"It is but a momentary chill, dear Philip. Oh, let us go and find my father. Certainty will be more endurable than this dreadful suspense."
They arose, pursuing their search through the gray dawn which brightened soon into as glorious a September day as ever shone. There was no use in trying to convict Mother Nature of crime and bloodshed; she appeared totally unconscious of the waste and ruin she had spread over the land the previous day.

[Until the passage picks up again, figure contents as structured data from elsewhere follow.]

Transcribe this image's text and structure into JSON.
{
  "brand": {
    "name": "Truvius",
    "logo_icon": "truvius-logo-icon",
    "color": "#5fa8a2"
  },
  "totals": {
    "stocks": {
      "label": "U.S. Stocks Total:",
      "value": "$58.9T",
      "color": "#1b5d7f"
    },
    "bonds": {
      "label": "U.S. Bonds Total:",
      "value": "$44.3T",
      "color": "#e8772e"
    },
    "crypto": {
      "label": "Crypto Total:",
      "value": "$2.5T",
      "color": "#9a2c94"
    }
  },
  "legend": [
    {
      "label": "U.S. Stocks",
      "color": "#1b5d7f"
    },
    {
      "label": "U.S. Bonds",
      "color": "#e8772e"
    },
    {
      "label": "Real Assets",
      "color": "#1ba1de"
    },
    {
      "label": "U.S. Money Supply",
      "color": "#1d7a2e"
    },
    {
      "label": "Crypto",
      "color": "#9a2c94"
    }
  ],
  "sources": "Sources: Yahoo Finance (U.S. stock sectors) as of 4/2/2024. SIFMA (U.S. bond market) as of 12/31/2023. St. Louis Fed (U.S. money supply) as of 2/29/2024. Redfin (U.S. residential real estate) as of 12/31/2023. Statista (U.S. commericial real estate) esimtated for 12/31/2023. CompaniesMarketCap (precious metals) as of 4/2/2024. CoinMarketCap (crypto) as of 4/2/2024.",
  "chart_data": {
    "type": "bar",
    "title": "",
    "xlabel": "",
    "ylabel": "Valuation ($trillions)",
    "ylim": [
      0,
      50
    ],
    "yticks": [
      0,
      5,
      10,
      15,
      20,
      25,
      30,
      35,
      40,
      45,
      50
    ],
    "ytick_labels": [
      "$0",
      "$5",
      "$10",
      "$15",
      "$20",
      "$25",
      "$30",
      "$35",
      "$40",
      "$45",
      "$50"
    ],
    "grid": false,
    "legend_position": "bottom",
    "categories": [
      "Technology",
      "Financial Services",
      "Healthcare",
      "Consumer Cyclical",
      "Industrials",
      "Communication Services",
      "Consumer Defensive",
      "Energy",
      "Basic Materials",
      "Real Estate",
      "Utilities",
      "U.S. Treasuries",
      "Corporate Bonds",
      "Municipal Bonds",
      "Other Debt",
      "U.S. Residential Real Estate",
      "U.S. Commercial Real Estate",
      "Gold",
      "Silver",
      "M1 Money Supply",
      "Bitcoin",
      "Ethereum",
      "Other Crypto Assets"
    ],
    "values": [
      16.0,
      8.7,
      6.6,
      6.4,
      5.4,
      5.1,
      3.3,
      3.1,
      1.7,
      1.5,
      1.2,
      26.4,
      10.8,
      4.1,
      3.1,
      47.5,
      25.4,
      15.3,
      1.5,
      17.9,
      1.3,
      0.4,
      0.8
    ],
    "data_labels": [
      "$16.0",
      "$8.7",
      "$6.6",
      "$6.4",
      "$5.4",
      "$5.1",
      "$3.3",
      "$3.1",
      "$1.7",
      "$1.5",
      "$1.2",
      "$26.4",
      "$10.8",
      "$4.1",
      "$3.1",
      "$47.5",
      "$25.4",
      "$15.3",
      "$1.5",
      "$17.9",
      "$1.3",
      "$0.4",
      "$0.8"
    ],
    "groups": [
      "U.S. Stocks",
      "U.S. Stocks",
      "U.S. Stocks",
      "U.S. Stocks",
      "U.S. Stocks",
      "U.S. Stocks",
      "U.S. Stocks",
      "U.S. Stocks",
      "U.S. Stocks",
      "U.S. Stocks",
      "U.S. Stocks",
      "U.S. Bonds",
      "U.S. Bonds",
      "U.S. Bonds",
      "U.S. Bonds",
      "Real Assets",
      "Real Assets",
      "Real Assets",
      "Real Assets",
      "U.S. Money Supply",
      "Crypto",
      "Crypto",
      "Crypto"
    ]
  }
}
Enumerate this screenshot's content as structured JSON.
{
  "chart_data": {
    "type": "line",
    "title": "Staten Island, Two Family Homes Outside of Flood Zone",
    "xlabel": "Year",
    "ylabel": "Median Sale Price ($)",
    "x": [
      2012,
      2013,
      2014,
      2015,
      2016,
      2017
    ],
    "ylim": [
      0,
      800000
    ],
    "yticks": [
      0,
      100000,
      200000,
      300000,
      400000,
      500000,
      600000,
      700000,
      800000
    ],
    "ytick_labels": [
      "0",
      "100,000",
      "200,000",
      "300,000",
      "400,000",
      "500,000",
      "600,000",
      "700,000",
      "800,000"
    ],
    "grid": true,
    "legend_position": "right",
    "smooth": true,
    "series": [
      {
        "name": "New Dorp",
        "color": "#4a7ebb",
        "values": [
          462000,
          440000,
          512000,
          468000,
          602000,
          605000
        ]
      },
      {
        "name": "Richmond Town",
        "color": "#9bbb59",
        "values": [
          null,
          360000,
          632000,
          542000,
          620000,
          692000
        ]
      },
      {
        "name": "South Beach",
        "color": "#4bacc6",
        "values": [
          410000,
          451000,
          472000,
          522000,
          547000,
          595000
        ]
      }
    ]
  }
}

Through the wrecked wilderness they struggled forward, silent, sad, looking in every direction for traces of their friends, and making their way, as correctly as they could discern it, with the river for a guide, toward the home which they expected to find overwhelmed and scattered by the storm.
It was four or five hours before they came in sight of the cabin, so toilsome was their course; many times Alice had been obliged to rest, for hunger and fatigue were becoming overpowering, and now Philip had to support her almost entirely, as she clung to his arm.
"Take courage, dearest,—there is the house, and standing, as I live!"
The storm, sweeping on, had just touched with its scattering edges the house, which was unroofed and the chimney blown down, and otherwise shaken and injured, though not totally demolished. As the two came in sight of it, they perceived old Pallas, sitting on the front step in an attitude of complete despondency, her apron thrown over her face, motionless and silent. She did not hear them nor see them until they stood by her side.
"Pallas! what is the news? where is my father?"
The old woman flung her apron down with a mingled laugh and groan.
"Oh, my chile, my darlin', my pickaninny, is dat you, an' no mistake?" Springing up, she caught her young mistress to her bosom, and holding her there, laughed and sobbed over her together. "Sence I seen you safe agin, and young masser, too, bof of you safe and soun', as I neber 'spected to behold on dis yearth agin, let me go now, 'long wid my ole man—O Lord! let thy serbent depart in peace!"
"My father—have you heard from him since the storm?"
"No, darlin', not from one single soul, all dis awful night. De ladies dey were wid me till de mornin' broke, den dey set out, cryin' and weepin' and wringin' dere han's, to look for all you who was in de wood. Oh, dis has been a turrible season for a weddin'. I had a sense all de time suthin' was goin' to happen. My poor ole man!"